In brief

  • Meta introduced Brain2Qwerty v2, a non-invasive AI system that decodes brain activity into text.
  • The model achieved 61% average word accuracy, compared with about 8% for previous non-invasive methods.
  • Meta released the training code for Brain2Qwerty v1 and v2, while its research partner is releasing the v1 dataset.

Meta on Monday introduced Brain2Qwerty v2, an AI system that translates brain activity into text using non-invasive brain recordings. The company said the research is intended to help people who have lost the ability to communicate because of brain lesions.

The system records brain activity using a helmet-like magnetoencephalography (MEG) scanner, a non-invasive brain imaging device commonly used in neuroscience research. It then feeds those raw neural signals into an end-to-end AI model that reconstructs the sentences a person is trying to type. Meta said it further improves accuracy by fine-tuning large language models on neural data, allowing the system to use semantic context when interpreting noisy brain recordings.

“We trained Brain2Qwerty v2 on approximately 22,000 sentences from nine volunteer participants, each recorded for 10 hours wearing a magnetoencephalography (MEG) device while actively typing,” Meta wrote. “Instead of relying on hand-crafted pipelines to detect neural events, we use end-to-end deep learning to decode directly from raw brain signals.”

Meta said Brain2Qwerty achieved a 61% average word accuracy, compared with roughly 8% for previous non-invasive methods. The company is releasing the system's code and dataset as part of its Digital Brain Project, which also includes a $5 million fund to support open neuroscience datasets.

Meta also said decoding accuracy improved as the amount of training data increased, suggesting additional data could further improve performance. The company said AI agents explored possible optimizations for the decoding pipeline before engineers selected the final training configuration.

In an accompanying paper published in Nature Neuroscience, Meta researchers argued that while AI has significantly improved brain-to-text decoding, most high-performing brain-computer interfaces still depend on surgically implanted electrodes, making them difficult to scale because of the risks tied to brain surgery and the challenges of maintaining implants over time.

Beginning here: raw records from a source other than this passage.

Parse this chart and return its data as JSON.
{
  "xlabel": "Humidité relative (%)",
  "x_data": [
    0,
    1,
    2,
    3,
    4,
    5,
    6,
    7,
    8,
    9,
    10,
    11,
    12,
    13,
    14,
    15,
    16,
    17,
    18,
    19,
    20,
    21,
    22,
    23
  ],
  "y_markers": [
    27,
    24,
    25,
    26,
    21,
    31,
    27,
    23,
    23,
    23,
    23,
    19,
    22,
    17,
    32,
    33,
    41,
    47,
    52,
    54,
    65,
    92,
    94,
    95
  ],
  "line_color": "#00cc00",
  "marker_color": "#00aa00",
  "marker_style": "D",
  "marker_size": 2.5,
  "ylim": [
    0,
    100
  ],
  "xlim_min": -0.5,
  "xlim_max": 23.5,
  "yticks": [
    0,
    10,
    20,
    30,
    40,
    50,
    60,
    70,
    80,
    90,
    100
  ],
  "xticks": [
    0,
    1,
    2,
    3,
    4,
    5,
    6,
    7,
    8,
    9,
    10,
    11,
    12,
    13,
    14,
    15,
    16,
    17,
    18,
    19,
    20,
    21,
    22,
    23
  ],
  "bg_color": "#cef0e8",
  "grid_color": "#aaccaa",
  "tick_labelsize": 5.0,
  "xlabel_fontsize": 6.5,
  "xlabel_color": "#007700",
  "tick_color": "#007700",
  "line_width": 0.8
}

Meta said Brain2Qwerty v2 approaches levels of accuracy previously achieved only with techniques requiring brain surgery. The company said its non-invasive approach could help bridge the gap between invasive neuroprosthetics and communication systems that do not require surgery.

“Our hope is that this work, done in the open, advances neuroscience to identify, diagnose, and treat neurological disorders faster than in siloes,” Meta wrote.

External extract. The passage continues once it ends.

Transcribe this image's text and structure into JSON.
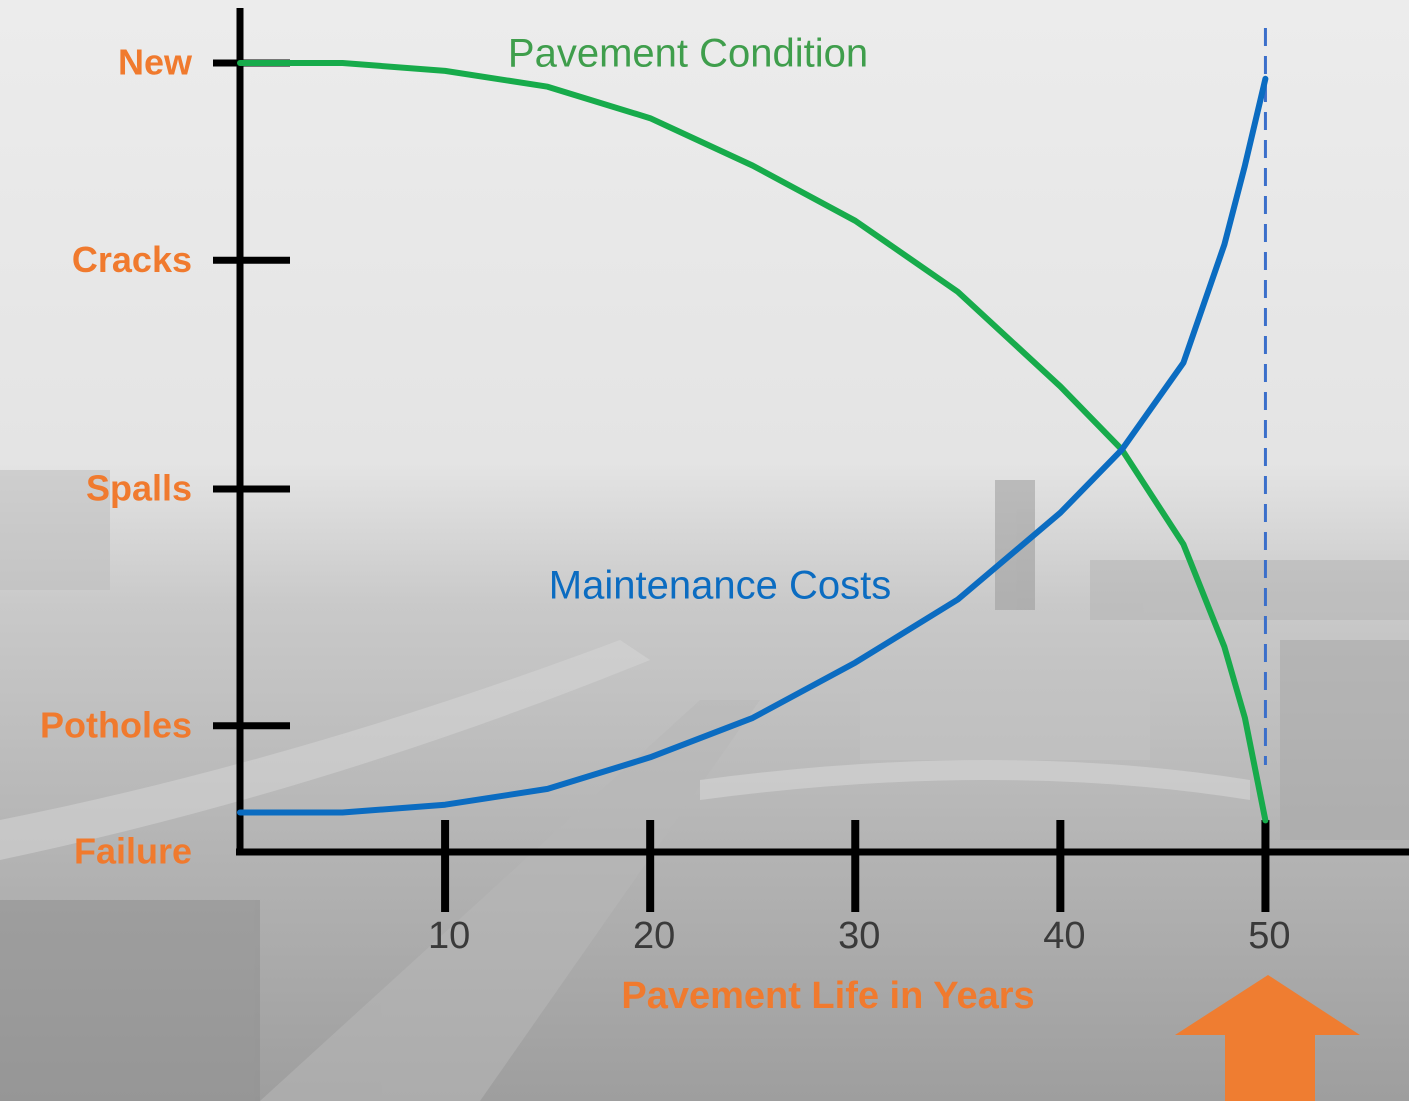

The announcement comes as brain-computer interface research accelerates, including by Elon Musk’s Neuralink and Merge Labs, backed by OpenAI CEO Sam Altman, developing technology to help restore communication for people with neurological disorders.

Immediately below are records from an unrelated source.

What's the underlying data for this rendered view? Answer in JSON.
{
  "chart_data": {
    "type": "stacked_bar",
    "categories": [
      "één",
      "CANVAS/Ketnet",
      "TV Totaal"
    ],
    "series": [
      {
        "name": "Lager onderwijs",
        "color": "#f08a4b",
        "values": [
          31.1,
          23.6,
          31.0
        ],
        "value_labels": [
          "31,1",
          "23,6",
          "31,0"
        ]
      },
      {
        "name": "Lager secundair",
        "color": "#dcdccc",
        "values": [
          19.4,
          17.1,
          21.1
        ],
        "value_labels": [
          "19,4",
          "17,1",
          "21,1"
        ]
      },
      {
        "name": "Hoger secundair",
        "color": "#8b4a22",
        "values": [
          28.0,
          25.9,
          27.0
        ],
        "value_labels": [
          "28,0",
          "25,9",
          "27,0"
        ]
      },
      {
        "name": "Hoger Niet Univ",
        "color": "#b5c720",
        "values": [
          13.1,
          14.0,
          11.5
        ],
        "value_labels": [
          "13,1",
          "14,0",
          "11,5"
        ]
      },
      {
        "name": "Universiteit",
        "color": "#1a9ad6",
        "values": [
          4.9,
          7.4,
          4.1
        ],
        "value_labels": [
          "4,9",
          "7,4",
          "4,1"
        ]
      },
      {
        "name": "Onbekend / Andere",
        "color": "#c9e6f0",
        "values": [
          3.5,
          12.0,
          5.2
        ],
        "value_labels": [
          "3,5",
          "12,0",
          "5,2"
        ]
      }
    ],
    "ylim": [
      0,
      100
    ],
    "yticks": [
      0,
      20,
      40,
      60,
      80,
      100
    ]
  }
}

While companies such as Neuralink and Synchron are pursuing implanted interfaces that require surgery, a growing number of researchers and startups are using AI to improve the performance of non-invasive systems. In September 2024, startup Neurable introduced AI-powered EEG headphones designed to monitor focus and cognitive fatigue. A year later, MIT spinout AlterEgo unveiled a wearable that converts silent neuromuscular signals from the face and throat into text and commands, positioning it as a practical alternative to implanted brain-computer interfaces.

Meta did not immediately respond to a request for comment by Decrypt.